En este sentido ningún animal es tan salvaje, ya que estos solo se rigen por instintos. La racionalidad que pretende justificar esta perversión es pura maldad. Entre los «antivacunas» y los «correvacunas» no hay tanta diferencia cultural. ¿Se imaginan qué pasaría si ese pinchazo evitara una muerte segura? Quienes han sufrido un episodio de inoculación precoz han sucumbido a la tentación de esta particular «isla de las vacunaciones».

¿Cómo se iban a resistir a la mirada tierna de esa Michelle Pfizer, o ese cuerpazo de la Moderna? Han hecho realidad eso de: «Lo mejor de la tentación es pincharse con ella». Deberían acudir a la hoguera de la vergüenza, y tirarse allí con la misma energía que demuestran por su adicción al chute sanador. Señor Simón, señor Illa, no les perdonéis, porque saben lo que hacen.

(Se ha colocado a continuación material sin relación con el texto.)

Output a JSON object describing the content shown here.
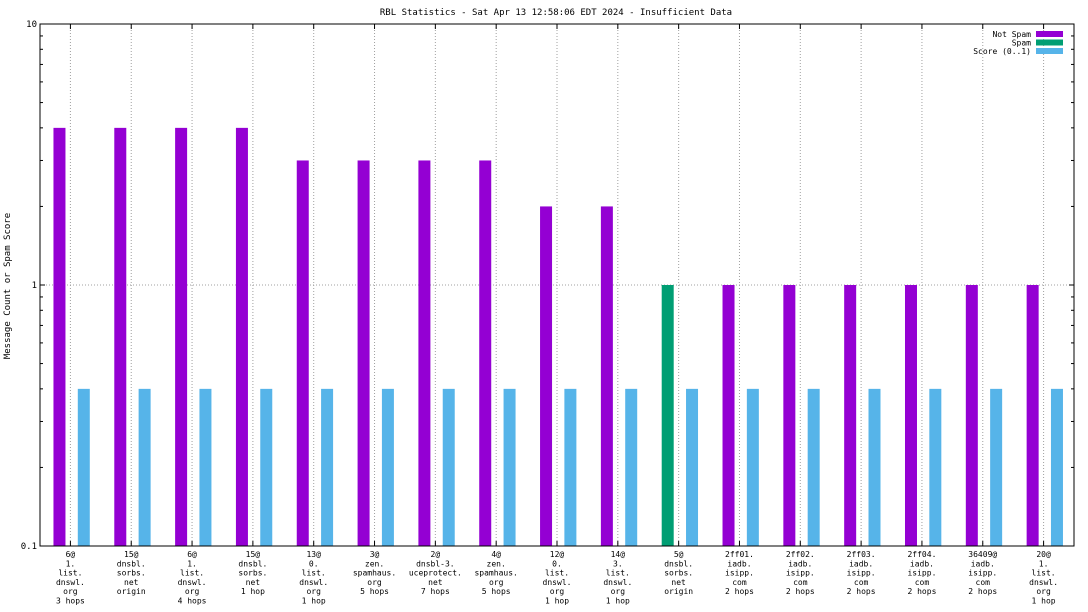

Las buenas noticias llegan desde el otro lado del Atlántico con la toma de posesión de Biden. Un acto en el que casi se reza más que habla. La madurez democrática en ese país se alcanzará no porque tras Obama llegue a la presidencia una mujer o un gay, sino una persona atea.

Se ha ido Trump pero deja sus huevos envenenados. A los progresistas discretos se nos llama radicales revolucionarios cuando revertimos las medidas que perjudican a la mayoría. Asimilamos como un gran avance recuperar lo obvio.

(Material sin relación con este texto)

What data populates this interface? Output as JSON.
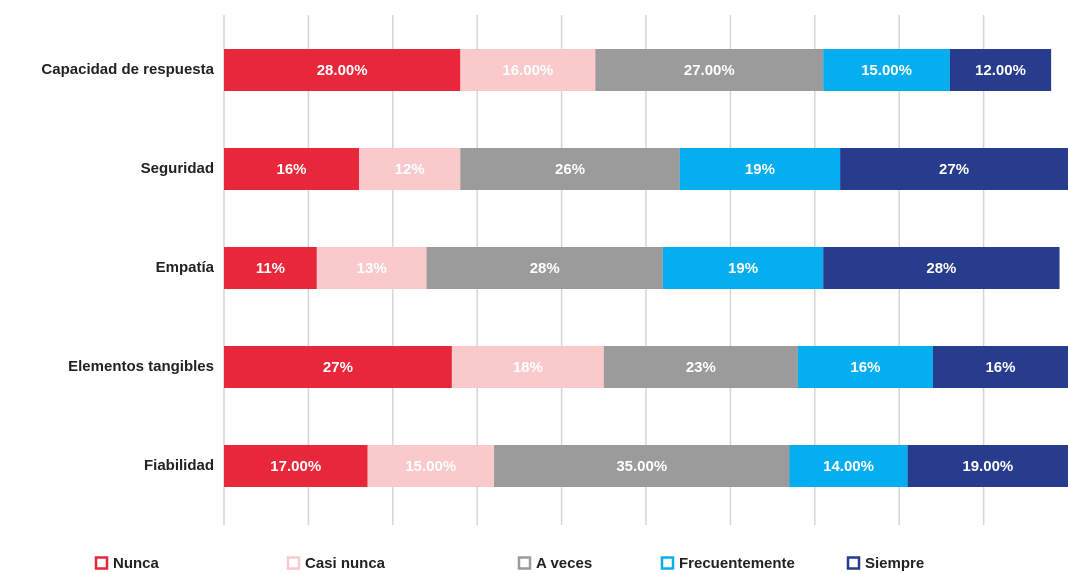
{
  "chart_data": {
    "type": "stacked_barh",
    "categories": [
      "Capacidad de respuesta",
      "Seguridad",
      "Empatía",
      "Elementos tangibles",
      "Fiabilidad"
    ],
    "xlim": [
      0,
      100
    ],
    "xticks": [
      0,
      10,
      20,
      30,
      40,
      50,
      60,
      70,
      80,
      90
    ],
    "grid": true,
    "legend": "bottom",
    "series": [
      {
        "name": "Nunca",
        "color": "#e8273a",
        "values": [
          28,
          16,
          11,
          27,
          17
        ],
        "value_labels": [
          "28.00%",
          "16%",
          "11%",
          "27%",
          "17.00%"
        ]
      },
      {
        "name": "Casi nunca",
        "color": "#f9c9cc",
        "values": [
          16,
          12,
          13,
          18,
          15
        ],
        "value_labels": [
          "16.00%",
          "12%",
          "13%",
          "18%",
          "15.00%"
        ]
      },
      {
        "name": "A veces",
        "color": "#9b9b9b",
        "values": [
          27,
          26,
          28,
          23,
          35
        ],
        "value_labels": [
          "27.00%",
          "26%",
          "28%",
          "23%",
          "35.00%"
        ]
      },
      {
        "name": "Frecuentemente",
        "color": "#04aeef",
        "values": [
          15,
          19,
          19,
          16,
          14
        ],
        "value_labels": [
          "15.00%",
          "19%",
          "19%",
          "16%",
          "14.00%"
        ]
      },
      {
        "name": "Siempre",
        "color": "#283c8e",
        "values": [
          12,
          27,
          28,
          16,
          19
        ],
        "value_labels": [
          "12.00%",
          "27%",
          "28%",
          "16%",
          "19.00%"
        ]
      }
    ]
  }
}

Pasó lo mismo para arreglar los desmanes de Aznar y Rajoy. La autoestima de la izquierda debe imponerse a la timidez en la que caemos involuntariamente. Para contrarrestar a la «derechita cobarde» tenemos un Gobierno volcado con la mayoría desfavorecida. Y para hacer frente a los herederos franquistas de Abascal, está la izquierda orgullosa de su historia política y sindical que reivindica la memoria de los abogados laboralistas de Atocha, asesinados por la ultraderecha hace hoy 44 años.

El viernes estuvo Sánchez en Zaragoza. Al tercer intento vimos a Lambán con el presidente del gobierno de España. Los agentes sociales fueron los testigos del encuentro en el que presentó el Plan de Recuperación. Pedro, el renacido, se resistió a apoyar a Rajoy como le pedían sus barones. Pero el mérito fue sobrevivir al maleficio del ejeano. A Javi Potter se le encoge la varita ante un mago de escala sideral.

Tras el aviso de Ferraz a la trianera andaluza, mejor que se cuide D. Javier. No vaya a ser que a los dioses de la Moncloa les dé por tocar alguna nariz maña en este año de congresos mágicos, en España y Aragón. Las presas, mejor sin prisas.